Im Laufe der letzten Jahre haben sich Hotels, Tankstellen, Nachtimbisse und Tante-Emma-Läden angewöhnt, ihre »selbst gebackenen« frischen Brötchen oder Brote anzupreisen. Familien loben ihre Backautomaten oder pressen am Sonntag Morgen ein paar Teigbatzen aus einer Büchse auf ein Backblech. Grundlage dafür sind vorgefertigte und oft tiefgefrorene Teiglinge oder einfach zu handhabende Backmischungen. In den traditionellen Bäckereien verfolgt man diese Konkurrenz mit Argwohn - wohl wissend, dass all dieses auch schmecken kann und vom Aufsuchen eines Bäckerladens partiell abhält. Die Zahl der traditionellen Einzelbäckereien nimmt ohnehin ab - Helmut Martell vom Verband der deutschen Brotwaren- und Backindustrie macht dafür auch die junge Generation verantwortlich.

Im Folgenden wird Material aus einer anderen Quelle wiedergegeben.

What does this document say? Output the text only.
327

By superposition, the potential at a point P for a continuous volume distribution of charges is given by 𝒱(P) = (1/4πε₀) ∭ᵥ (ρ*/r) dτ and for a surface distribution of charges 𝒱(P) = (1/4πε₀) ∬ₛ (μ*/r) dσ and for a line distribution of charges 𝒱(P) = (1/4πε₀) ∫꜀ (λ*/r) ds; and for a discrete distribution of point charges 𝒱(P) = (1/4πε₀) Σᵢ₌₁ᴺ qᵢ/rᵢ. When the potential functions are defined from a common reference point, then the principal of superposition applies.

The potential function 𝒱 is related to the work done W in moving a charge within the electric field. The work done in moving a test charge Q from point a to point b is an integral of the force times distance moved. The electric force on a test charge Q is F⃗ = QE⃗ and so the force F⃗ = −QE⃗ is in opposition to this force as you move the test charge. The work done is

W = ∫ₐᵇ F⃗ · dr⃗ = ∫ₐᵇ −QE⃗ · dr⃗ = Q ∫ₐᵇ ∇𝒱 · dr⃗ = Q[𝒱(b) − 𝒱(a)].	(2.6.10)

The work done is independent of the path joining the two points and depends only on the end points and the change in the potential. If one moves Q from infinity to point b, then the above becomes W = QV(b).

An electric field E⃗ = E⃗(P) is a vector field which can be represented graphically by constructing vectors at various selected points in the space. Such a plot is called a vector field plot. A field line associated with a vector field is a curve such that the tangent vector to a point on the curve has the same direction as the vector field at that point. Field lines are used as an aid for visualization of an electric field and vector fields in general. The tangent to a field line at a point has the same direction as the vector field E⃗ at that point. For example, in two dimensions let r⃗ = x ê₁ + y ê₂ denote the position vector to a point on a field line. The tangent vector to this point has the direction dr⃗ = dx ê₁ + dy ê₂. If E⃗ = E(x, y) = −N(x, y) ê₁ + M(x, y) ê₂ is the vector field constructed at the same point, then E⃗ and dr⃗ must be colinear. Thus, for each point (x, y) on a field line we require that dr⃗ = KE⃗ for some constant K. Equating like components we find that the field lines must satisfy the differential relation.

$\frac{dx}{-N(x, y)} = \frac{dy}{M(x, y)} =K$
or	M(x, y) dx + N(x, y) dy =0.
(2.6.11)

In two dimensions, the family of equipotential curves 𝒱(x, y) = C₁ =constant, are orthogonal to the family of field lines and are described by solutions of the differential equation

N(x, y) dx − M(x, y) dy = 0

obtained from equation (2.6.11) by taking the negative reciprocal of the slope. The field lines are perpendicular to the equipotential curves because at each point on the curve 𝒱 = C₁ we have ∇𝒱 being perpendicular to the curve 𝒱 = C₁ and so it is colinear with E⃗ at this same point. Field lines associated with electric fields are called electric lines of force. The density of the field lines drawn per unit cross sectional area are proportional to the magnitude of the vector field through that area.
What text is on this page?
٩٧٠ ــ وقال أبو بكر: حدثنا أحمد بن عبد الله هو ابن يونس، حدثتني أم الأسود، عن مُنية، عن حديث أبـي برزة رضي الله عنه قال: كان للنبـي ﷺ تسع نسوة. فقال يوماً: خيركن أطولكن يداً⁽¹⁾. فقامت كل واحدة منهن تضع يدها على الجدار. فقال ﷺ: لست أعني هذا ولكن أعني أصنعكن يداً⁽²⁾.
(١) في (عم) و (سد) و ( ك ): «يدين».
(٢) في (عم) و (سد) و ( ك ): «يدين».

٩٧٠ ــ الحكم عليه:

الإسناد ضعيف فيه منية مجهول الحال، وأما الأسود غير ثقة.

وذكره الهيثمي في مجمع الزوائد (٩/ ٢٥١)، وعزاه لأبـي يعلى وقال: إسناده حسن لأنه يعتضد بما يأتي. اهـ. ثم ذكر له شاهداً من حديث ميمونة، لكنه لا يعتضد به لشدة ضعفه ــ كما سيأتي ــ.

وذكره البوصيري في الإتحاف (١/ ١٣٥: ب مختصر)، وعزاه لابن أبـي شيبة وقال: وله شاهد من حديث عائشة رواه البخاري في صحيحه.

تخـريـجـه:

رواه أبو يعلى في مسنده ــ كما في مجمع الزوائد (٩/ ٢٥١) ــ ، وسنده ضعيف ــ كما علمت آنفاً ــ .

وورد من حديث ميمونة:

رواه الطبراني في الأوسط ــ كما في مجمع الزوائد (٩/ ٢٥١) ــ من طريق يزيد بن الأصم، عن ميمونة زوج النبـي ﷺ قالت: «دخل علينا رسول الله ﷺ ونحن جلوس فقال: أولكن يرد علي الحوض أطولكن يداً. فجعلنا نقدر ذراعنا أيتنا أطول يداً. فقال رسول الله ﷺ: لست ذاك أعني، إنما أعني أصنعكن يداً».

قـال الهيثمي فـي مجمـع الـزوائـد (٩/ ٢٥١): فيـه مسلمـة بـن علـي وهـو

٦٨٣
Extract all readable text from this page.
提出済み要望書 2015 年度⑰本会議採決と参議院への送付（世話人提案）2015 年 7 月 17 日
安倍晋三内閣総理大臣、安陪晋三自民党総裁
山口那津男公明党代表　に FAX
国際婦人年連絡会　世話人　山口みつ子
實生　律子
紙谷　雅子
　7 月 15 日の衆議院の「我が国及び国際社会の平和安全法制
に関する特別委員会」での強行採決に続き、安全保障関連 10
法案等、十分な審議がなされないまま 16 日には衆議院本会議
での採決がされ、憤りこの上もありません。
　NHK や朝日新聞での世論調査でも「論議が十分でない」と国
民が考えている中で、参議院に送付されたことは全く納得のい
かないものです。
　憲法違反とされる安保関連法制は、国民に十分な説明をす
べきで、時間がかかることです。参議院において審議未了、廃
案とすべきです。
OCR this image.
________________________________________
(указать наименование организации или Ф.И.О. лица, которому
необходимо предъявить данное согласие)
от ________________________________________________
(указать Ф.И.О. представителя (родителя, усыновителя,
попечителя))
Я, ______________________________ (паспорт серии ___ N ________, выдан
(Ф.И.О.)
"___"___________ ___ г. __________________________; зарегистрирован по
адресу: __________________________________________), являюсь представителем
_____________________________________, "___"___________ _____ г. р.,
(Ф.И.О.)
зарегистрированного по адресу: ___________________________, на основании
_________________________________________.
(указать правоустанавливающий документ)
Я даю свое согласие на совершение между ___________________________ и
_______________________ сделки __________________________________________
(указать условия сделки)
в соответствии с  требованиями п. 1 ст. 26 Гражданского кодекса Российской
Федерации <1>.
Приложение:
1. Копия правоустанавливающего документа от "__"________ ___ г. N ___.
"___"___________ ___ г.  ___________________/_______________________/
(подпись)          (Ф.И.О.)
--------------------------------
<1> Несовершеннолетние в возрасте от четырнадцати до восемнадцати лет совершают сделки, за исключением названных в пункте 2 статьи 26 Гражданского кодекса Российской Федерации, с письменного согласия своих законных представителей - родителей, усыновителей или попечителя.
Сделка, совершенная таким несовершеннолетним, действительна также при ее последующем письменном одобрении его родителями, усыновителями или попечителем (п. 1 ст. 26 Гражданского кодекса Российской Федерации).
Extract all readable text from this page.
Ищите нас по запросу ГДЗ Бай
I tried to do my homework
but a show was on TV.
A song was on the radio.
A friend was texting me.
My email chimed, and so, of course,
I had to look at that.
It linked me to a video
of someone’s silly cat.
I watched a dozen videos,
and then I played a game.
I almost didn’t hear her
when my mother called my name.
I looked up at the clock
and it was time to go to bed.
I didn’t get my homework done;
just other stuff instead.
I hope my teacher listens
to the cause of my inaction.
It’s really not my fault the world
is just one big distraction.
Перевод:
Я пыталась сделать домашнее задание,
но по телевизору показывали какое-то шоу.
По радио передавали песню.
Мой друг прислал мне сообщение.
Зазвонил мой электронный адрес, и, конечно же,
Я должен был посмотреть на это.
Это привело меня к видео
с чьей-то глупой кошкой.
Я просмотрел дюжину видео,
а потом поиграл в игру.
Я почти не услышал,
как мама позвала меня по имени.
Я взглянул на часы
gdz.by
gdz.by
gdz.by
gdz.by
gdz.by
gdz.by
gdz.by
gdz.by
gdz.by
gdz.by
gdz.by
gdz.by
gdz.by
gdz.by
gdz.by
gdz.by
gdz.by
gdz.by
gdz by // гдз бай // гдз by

Deren Vertreter seien kaum noch bereit, ein solches Geschäft zu übernehmen, weil die Arbeitsbedingungen ungünstig sind und so ein Betrieb nicht viel abwirft. Leicht im Wachstum sind die Filialbäckereien mit zentraler Herstellung und dezentralem Verkauf. Theoretisch jedenfalls. Praktisch kämpft auch Bäckerstolz um jeden Kunden: mit den Rabattkarten, die das zehnte gekaufte Brot kostenlos gewähren, mit der Werbung für die gute alte Handarbeit, die bei Heiko May und Meister Klaus Zachrau allnächtlich in ak robatischen Höchstleistungen gipfelt. Dann nämlich, wenn die einzeln abgewogenen Kiloteigstücke mit beiden Händen gleichzeitig in atemberaubendem Tempo und absoluter Symmetrie zu der Form geknetet werden, die uns ein paar Stunden später als braun gebackenes Brot aus einer der Verkaufsstellen am S-Bahnhof oder in der Friedrichstraße anlachen.

Wer sagt, dass der Bäckerberuf heute längst nicht mehr so schwer sei wie vor Jahren, hat die rennenden Vier in der Richterstraße nicht gesehen, nicht die Schweißtropfen auf Herbert Ludwigs Stirn und nicht den heißen Öldampf im »Pfannkuchenzimmer« eingeatmet, in dem der 24-jährige Christian Petruske Herr über 500 Pfannkuchen, 350 Spritzkuchen, 180 Kameruner und ebenso viele Krüstchen ist. Auch in der Silvesternacht wird er in seinem großen Stahltopf den Teig für frische Neujahrspfannkuchen anrühren und wie all seine anderen Kollegen »der Frische die Krone aufsetzen«.